In 1995, several hundred municipalities in the southern state of Oaxaca, Mexico, formally gained the right to govern themselves autonomously, according to local customs based on indigenous communal traditions. This political development may represent one of the most extensive experiments with indigenous autonomy in all of Latin America, given the degree of autonomy granted, its formal-legal nature, and the sheer number of citizens involved (approximately 1.25 million Mexicans, just over 1% of the national population, now live under "traditional" local governments). No other Mexican state has ever replicated the Oaxacan reform, and even in Oaxaca autonomy was granted only selectively, to a subset of the state's indigenous communities. This has resulted in a complex mosaic of local political institutions, in which some indigenous-majority towns are governed by local custom, while others are not.

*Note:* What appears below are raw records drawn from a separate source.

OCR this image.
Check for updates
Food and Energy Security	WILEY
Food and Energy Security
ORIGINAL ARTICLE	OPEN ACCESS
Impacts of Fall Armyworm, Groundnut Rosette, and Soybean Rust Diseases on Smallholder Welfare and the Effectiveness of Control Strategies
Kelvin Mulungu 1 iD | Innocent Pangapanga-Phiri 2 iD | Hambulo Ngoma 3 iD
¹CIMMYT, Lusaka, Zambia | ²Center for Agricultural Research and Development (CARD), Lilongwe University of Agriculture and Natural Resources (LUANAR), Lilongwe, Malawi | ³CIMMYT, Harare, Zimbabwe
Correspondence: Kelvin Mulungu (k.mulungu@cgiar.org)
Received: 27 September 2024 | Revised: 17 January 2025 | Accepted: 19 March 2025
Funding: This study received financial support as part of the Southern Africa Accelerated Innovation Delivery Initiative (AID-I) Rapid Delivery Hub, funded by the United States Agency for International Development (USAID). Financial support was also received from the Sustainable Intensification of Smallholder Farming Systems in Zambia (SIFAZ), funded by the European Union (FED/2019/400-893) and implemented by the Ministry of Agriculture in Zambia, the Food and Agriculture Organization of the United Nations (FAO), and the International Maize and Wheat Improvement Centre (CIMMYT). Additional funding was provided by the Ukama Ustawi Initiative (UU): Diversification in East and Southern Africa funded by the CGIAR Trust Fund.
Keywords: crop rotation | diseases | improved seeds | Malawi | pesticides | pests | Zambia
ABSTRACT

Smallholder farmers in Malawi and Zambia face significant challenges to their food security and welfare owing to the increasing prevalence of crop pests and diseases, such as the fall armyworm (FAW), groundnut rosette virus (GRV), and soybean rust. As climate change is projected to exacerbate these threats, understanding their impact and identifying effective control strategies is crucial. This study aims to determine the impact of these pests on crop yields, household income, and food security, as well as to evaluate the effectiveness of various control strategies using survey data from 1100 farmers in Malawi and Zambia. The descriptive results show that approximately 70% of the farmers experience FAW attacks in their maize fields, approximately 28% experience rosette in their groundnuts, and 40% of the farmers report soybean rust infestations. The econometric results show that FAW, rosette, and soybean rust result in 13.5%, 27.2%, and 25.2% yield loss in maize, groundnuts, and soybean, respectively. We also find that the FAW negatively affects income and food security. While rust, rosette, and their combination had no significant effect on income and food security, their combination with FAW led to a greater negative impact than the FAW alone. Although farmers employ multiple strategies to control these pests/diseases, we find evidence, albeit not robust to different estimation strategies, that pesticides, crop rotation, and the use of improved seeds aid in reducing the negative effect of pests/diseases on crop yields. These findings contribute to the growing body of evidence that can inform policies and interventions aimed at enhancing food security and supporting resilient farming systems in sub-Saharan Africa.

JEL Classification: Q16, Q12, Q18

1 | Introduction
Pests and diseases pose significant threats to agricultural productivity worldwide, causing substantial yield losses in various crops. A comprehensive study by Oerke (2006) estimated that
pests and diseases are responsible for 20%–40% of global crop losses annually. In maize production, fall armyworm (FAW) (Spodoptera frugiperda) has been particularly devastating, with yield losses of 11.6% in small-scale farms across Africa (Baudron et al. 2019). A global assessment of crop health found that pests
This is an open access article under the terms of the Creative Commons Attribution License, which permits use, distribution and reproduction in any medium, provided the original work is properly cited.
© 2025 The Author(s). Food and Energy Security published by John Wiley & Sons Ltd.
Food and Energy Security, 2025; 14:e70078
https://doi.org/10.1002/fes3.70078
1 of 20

Scholars and policy makers have divergent views about the effects of this type of political arrangement. Proponents of the Oaxacan reform, for example, argued that autonomy would help maintain strong communal attachments in indigenous communities, thus protecting their languages and cultures while reconciling local political customs with state and federal political institutions. Yet for the most part these claims have not been tested against empirical facts, and there is some reason to be skeptical that autonomy has had purely salutary effects. To give just two examples: some scholars have argued that autonomy would increase the power of local strongmen while inhibiting the federal government's ability to protect individual rights. Others have speculated that the Oaxacan reform might harm indigenous communities in the long run by exposing indigenous customs to greater federal scrutiny and oversight. Importantly, these specific claims about the effects of local autonomy in Mexico are also applicable to other areas in which federal governments might consider (or might have already implemented) autonomy arrangements for indigenous minorities, including in the United States and Canada.
The intellectual merit of this proposal is associated with its intensive study of institutions in multi-ethnic societies. While many countries are faced with the challenge of integrating minority groups into the larger political system in a way that is respectful and acceptable to both, the nature of the political reforms in Oaxaca has created a particularly good research setting for investigating the effects of different strategies for integration. In a narrow sense, this research will determine whether or not local autonomy in the Mexican context actually confers several of the effects that are commonly attributed to it.
The broader impacts of the study extend from its focus on how political institutions can protect or harm the rights and cultures of ethnic minority groups. The results of this research project should interest scholars and policy-makers in countries that struggle with the types of political conflict common to multiethnic societies.